Reading Problems and the Brain


Reading Problems and the Brain

By Jeremiah Cameron, Ph.D. (July 8, 2001)

The teaching of reading is a national disaster because a lack of instructional understanding of what a language is (that is, its sounds; its grammar; its sequencing of words and grammatical units; and its idioms and vocabulary) and how the brain remains MASTER of all language skills, processed in various areas and most especially in the Left Temporal Lobe. One should not have to think a second time to understand the validity of this charge. Parents—especially the mother, who represents language to the baby—are the first teachers of the language skills that lead to reading, and there are things that they can do earlier than the school. These early actions create brain cells for reading.

The failure of so many kids to read—especially poor and minority kids—has nothing to do with intelligence. Most people have language skills adequate to their daily life: God has seen to that in the way he has seen to sunlight and air. We make our own language, just as we make clothing accepted in our social life. Any one language is as good as another—in its place (which could be formal, informal, colloquial, low-life, etc.) and performing its function. Written materials in this country are most often put in the dialect (and all languages are really dialects) of the power structure—called Standard or STANDARD AMERICAN ENGLISH.
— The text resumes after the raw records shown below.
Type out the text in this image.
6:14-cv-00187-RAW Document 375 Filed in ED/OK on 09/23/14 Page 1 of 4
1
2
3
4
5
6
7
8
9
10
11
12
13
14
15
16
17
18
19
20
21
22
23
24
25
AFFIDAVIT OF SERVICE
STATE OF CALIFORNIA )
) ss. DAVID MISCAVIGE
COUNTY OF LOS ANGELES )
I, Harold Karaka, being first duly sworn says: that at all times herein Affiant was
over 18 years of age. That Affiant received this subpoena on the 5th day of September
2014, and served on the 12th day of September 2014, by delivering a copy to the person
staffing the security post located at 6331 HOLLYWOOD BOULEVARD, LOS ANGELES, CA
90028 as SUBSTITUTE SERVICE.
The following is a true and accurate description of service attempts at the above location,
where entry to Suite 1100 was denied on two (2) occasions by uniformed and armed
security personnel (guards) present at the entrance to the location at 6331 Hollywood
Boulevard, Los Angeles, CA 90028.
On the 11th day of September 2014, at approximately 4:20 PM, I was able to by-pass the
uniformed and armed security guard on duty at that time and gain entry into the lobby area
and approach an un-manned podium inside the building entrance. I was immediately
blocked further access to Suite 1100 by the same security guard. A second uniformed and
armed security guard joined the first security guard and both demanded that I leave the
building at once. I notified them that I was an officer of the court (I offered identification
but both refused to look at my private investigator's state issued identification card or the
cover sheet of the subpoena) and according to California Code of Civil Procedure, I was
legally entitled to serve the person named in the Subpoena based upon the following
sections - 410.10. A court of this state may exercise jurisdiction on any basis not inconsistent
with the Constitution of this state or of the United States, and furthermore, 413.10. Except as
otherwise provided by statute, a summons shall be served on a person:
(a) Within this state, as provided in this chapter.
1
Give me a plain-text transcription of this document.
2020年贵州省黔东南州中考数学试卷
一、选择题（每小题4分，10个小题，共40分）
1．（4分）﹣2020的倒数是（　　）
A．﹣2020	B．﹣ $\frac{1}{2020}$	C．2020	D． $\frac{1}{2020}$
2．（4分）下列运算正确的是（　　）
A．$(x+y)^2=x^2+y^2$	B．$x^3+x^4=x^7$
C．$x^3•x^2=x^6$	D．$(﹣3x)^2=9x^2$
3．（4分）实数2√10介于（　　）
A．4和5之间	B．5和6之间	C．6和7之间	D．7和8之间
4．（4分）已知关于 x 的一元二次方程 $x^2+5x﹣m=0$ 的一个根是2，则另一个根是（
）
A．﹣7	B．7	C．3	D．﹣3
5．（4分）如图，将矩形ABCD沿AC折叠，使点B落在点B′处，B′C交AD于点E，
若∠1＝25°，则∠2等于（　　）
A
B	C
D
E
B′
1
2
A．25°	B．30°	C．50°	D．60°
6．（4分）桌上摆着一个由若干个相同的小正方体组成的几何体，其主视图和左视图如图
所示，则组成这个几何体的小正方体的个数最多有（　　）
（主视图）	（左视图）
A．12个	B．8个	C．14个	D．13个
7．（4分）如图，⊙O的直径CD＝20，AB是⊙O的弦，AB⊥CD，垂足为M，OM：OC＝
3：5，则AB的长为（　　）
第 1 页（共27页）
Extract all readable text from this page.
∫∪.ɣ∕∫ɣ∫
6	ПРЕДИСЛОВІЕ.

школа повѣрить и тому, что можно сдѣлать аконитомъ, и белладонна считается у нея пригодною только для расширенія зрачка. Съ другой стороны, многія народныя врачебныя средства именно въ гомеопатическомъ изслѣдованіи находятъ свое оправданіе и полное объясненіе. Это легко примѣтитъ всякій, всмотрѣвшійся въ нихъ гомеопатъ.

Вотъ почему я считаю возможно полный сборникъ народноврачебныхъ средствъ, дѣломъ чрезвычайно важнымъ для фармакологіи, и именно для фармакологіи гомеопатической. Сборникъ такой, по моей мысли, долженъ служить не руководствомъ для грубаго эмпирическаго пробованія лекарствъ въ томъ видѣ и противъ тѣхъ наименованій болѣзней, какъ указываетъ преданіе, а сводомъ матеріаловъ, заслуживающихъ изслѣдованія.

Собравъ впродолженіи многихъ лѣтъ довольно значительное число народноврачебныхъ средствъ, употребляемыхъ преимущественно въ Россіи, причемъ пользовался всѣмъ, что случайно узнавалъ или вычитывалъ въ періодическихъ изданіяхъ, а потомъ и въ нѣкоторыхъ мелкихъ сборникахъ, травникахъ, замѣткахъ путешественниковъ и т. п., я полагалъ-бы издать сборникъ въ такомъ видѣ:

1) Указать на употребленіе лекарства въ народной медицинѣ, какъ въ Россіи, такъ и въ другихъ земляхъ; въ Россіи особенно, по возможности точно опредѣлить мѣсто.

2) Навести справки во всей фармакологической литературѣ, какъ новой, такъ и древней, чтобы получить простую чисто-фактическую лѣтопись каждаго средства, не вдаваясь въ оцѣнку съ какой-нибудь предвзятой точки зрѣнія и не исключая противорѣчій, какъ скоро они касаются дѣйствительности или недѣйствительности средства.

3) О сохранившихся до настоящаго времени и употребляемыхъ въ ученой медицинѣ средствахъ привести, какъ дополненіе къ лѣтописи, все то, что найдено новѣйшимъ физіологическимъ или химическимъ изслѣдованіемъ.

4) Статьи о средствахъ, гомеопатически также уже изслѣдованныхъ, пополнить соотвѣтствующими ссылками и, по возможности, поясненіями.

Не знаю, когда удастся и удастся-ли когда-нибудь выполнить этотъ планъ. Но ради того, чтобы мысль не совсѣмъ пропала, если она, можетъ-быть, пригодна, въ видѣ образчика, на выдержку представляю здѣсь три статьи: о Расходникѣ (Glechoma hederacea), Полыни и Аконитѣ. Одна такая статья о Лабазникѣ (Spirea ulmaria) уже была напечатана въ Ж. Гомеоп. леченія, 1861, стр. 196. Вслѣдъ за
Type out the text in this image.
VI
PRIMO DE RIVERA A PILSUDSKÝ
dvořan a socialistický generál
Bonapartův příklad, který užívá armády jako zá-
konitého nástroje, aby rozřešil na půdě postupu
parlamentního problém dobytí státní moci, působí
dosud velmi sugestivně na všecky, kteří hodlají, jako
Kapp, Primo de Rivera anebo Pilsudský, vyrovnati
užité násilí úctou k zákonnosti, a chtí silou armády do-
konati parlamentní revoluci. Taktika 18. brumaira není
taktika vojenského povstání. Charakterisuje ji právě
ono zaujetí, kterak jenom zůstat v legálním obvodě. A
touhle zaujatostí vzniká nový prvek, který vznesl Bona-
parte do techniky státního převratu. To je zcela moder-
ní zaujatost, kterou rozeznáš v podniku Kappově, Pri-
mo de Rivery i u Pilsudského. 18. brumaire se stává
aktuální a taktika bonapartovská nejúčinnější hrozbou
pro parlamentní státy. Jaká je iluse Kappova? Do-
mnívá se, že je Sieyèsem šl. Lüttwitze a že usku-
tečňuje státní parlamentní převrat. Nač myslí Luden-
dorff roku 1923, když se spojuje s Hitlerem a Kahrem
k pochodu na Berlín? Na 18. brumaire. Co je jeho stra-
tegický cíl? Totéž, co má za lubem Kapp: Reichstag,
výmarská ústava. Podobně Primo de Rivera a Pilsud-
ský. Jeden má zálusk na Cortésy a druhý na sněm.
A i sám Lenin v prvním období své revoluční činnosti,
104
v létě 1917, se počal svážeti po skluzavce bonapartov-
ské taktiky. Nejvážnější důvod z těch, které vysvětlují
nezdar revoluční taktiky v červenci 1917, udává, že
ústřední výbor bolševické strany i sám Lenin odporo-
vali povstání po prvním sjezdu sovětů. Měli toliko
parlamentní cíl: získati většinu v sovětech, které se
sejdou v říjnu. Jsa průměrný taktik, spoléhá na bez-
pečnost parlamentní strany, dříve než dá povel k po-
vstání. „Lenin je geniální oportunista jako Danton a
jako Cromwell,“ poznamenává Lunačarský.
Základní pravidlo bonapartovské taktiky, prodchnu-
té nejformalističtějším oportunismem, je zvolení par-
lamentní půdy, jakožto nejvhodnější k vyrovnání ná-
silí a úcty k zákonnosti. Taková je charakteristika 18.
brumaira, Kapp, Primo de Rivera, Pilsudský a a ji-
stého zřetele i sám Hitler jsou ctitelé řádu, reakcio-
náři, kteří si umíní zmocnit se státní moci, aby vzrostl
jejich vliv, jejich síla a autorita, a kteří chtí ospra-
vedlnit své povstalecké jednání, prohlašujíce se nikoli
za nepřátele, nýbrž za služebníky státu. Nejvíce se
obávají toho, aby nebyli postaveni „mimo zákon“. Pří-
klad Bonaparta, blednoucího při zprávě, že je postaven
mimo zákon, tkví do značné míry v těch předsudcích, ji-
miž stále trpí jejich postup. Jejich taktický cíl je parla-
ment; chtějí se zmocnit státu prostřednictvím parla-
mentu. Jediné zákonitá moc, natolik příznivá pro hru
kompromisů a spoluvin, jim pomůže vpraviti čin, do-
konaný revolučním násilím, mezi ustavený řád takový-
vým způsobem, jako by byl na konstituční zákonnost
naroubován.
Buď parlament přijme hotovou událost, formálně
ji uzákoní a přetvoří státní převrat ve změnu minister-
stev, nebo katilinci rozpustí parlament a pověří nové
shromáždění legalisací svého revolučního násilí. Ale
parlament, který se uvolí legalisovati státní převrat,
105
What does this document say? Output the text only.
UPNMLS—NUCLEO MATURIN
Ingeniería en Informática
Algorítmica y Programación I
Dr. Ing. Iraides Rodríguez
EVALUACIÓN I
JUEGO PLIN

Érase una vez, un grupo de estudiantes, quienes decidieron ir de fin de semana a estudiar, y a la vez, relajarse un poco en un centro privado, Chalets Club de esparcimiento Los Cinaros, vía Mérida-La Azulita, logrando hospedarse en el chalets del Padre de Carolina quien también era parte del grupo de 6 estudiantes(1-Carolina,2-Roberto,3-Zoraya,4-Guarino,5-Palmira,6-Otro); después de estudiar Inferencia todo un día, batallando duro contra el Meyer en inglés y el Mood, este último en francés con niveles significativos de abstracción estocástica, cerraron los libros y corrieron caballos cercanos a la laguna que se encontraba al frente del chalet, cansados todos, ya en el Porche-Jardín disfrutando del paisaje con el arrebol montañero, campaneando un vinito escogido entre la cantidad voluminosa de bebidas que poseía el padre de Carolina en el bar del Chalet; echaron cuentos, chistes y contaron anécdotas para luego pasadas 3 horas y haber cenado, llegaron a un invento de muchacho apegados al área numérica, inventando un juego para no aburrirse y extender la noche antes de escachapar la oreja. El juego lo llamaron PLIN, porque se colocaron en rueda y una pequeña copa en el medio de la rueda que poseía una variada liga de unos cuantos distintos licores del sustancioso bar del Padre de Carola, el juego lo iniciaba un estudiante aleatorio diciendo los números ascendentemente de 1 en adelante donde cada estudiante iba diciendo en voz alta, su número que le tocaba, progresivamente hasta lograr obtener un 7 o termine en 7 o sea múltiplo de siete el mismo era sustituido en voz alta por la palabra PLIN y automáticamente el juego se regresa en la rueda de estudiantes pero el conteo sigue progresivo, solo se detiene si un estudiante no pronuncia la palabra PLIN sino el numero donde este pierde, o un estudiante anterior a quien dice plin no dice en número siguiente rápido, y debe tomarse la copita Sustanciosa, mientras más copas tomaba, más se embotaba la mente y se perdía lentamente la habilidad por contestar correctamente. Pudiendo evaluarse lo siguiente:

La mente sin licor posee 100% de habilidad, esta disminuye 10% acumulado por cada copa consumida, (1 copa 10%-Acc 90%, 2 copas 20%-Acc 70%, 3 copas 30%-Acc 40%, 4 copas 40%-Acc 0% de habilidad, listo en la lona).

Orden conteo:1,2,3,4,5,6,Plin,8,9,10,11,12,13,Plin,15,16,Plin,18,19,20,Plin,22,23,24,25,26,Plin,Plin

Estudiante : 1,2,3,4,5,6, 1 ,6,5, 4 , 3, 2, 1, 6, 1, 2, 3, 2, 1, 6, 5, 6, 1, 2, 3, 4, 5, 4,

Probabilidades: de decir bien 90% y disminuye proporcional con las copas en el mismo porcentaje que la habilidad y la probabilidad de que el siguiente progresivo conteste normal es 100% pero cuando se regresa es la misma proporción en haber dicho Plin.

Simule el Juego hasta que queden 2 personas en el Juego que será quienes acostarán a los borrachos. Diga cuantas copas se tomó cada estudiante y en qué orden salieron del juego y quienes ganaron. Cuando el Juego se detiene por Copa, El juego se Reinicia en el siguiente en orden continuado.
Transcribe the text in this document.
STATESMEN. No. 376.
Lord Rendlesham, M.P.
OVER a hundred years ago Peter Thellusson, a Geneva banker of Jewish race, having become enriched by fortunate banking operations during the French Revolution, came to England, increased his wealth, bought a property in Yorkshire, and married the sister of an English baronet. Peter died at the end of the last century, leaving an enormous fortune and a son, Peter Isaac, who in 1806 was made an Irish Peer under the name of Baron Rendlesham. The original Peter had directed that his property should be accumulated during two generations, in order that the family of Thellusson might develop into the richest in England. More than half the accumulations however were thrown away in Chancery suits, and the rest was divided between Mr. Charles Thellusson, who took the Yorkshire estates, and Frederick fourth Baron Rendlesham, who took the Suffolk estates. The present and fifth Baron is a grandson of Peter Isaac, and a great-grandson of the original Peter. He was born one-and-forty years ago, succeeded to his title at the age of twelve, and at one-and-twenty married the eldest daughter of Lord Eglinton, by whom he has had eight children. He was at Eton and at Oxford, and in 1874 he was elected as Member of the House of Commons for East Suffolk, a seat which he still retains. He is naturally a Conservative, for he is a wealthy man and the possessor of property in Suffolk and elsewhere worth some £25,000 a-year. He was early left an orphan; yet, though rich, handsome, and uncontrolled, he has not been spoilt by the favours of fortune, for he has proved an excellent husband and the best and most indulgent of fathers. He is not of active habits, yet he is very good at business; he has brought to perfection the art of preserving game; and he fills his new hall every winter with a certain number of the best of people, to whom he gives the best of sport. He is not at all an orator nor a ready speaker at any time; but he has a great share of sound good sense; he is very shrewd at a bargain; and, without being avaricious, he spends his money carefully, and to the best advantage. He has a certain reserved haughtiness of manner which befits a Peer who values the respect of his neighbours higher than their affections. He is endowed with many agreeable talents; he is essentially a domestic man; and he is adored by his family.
If a child grows up in a middle class or upper class family and lives in a similar community, he will grow up with the grammar, syntax, idioms, and vocabulary found in schoolbooks. Nerve cells and interconnections in the LEFT TEMPORAL LOBE have been created to COMPREHEND the wordings and arrangement of words on the printed page: HE CAN READ. Interestingly, that same lobe controls hand movements; hence, the gestures of the right hand that often accompany speech.

If a child is poor (as too many minority children are) he may speak one of a number of different other dialects (and they are not sub-dialects; they are bonafide ways of speaking, although they may not be STANDARD). For the sentence "The new students in our class came from Africa," he may say, "New students of our class done come out of Africa." Such students will at first—and maybe finally—have trouble reading the bookish language. In a book published in the 1980's—Twice As Less—the writer details a number of such non-standard phrasal and dependent clause constructions of black high school students. You would think that by now teachers of language who listen to black children talk, or read what they write, would have recognized first, that the writing is erroneous and secondly, that such speech might inhibit reading the Standard English of the printed page. Such is the case, and teachers must find means of helping non-standard speakers decode—in their brains the printed page. And this must be done very early—before the onset of puberty.